Presented at the GeoConvention 2015, Calgary, AB on May 6, 2015.
Heavy oil and bitumen are of a great interest for Canadian economics. Thermal recovery techniques are widely used across Alberta. To produce heavy oil its viscosity should be significantly decreased. One of the approaches is to heat the reservoir. Effective thermal conductivity of oil sands is an important parameter in reservoir simulation of thermal recovery processes such as steam assisted gravity drainage (SAGD). There are several mixing rules available in the literature, which allow for calculating effective thermal conductivity of porous material based on porosity and thermal conductivities of their components (matrix and fluid).

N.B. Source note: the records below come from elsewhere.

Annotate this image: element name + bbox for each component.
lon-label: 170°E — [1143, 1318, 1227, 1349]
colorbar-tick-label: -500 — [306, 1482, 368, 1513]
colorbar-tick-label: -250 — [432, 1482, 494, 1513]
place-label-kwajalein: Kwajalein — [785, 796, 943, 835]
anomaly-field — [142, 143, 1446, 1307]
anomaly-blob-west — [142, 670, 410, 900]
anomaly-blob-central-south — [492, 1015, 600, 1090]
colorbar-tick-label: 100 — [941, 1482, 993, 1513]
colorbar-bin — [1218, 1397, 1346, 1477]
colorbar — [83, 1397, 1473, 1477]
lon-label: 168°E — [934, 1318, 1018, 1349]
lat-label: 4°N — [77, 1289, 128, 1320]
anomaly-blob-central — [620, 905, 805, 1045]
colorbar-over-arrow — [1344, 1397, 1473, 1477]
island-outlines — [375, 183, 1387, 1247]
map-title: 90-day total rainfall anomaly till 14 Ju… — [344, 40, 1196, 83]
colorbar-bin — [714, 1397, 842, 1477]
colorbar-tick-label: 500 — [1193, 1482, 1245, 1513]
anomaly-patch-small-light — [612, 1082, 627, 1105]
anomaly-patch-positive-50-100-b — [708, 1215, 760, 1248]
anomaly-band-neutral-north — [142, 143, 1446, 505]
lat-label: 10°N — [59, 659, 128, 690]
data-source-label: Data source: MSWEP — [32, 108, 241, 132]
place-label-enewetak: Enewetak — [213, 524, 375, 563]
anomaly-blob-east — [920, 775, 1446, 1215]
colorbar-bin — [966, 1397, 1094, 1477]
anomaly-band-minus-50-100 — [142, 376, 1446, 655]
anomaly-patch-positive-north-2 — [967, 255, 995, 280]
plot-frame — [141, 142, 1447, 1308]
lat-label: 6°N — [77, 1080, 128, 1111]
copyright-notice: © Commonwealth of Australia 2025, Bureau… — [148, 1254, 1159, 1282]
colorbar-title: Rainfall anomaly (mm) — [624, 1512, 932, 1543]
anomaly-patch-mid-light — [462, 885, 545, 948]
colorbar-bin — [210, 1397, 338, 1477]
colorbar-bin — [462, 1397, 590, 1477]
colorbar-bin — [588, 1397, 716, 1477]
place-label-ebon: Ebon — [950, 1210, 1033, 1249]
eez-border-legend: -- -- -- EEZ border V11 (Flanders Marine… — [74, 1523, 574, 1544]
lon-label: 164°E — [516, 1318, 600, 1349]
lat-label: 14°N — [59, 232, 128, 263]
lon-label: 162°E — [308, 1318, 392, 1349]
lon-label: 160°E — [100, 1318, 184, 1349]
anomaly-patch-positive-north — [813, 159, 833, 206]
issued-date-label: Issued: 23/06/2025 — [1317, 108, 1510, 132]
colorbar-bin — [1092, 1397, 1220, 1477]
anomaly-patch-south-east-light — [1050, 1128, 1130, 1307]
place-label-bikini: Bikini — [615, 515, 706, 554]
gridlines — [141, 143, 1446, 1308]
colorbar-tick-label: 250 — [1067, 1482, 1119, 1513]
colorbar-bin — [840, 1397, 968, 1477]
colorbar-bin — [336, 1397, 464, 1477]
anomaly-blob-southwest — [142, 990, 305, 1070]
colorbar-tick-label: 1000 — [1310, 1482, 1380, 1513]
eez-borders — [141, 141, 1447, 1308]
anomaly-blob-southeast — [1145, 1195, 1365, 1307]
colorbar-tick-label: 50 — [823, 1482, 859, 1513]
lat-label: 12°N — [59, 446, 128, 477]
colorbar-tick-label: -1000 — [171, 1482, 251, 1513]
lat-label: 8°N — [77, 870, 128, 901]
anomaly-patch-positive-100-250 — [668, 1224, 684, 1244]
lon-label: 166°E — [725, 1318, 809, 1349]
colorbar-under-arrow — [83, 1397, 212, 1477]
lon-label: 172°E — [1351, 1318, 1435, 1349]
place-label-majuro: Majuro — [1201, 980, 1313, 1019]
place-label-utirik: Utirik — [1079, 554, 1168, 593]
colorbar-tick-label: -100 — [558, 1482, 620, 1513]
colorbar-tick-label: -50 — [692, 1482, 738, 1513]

Most of them use a so-called structural approach, which assumes that porous media consist of certain structures for each of which effective thermal conductivity can be calculated analytically. The other class of models uses statistical techniques. In all predictive equations, the overall thermal conductivity of the oil sands is calculated by knowing the individual properties of the fluids and the rock. The fluid properties are measured relatively easy. However, the thermal conductivity of sand is more challenging. When measuring the thermal conductivity of an oil sand sample, the obtained value is not only based on the fluid and solid properties but also on the structure of the pore space. Thus composite oil sand experimental measurements need to be complemented by predictive modeling that addresses the effects of pore structure.